That made a Consul of a Horse,

And this a Laureate of an Ass."

In "The Egotist: or, Colley upon Cibber," p. 49, Cibber is made to say: "An Ode is a Butt, that a whole Quiver of Wit is let fly at every Year!"

[ [47] "The Laureat" says: "The Things he calls Verses, carry the most evident Marks of their Parent Colley."—p. 24.

[ [48] A Line in the Epilogue to the Nonjuror.

[ [49] This allusion to time shows that Cibber began his "Apology" about 1737.

[ [50] Fielding has many extremely good attacks on Cibber's style and language. For instance:—

"I shall here only obviate a flying Report ... that whatever Language it was writ in, it certainly could not be English.... Now I shall prove it to be English in the following Manner. Whatever Book is writ in no other Language, is writ in English. This Book is writ in no other Language, Ergo, It is writ in English."—"Champion," 22nd April, 1740.

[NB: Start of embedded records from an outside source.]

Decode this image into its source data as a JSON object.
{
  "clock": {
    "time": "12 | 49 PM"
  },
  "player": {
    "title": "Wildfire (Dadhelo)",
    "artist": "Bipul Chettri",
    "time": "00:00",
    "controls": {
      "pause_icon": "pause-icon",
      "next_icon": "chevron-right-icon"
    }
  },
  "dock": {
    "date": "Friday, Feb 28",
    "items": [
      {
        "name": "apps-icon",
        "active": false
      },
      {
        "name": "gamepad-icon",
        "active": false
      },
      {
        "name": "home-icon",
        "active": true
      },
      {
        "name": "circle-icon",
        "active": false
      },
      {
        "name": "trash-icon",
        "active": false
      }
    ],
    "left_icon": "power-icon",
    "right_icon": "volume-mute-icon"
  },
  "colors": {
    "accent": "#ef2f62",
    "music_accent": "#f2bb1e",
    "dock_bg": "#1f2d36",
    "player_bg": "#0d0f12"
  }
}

Again ("Joseph Andrews," book iii. chap. vi.), addressing the Muse or Genius that presides over Biography, he says: "Thou, who, without the assistance of the least spice of literature, and even against his inclination, hast, in some pages of his book, forced Colley Cibber to write English."

[ [51] In later editions the expression was changed to "She here outdid her usual excellence."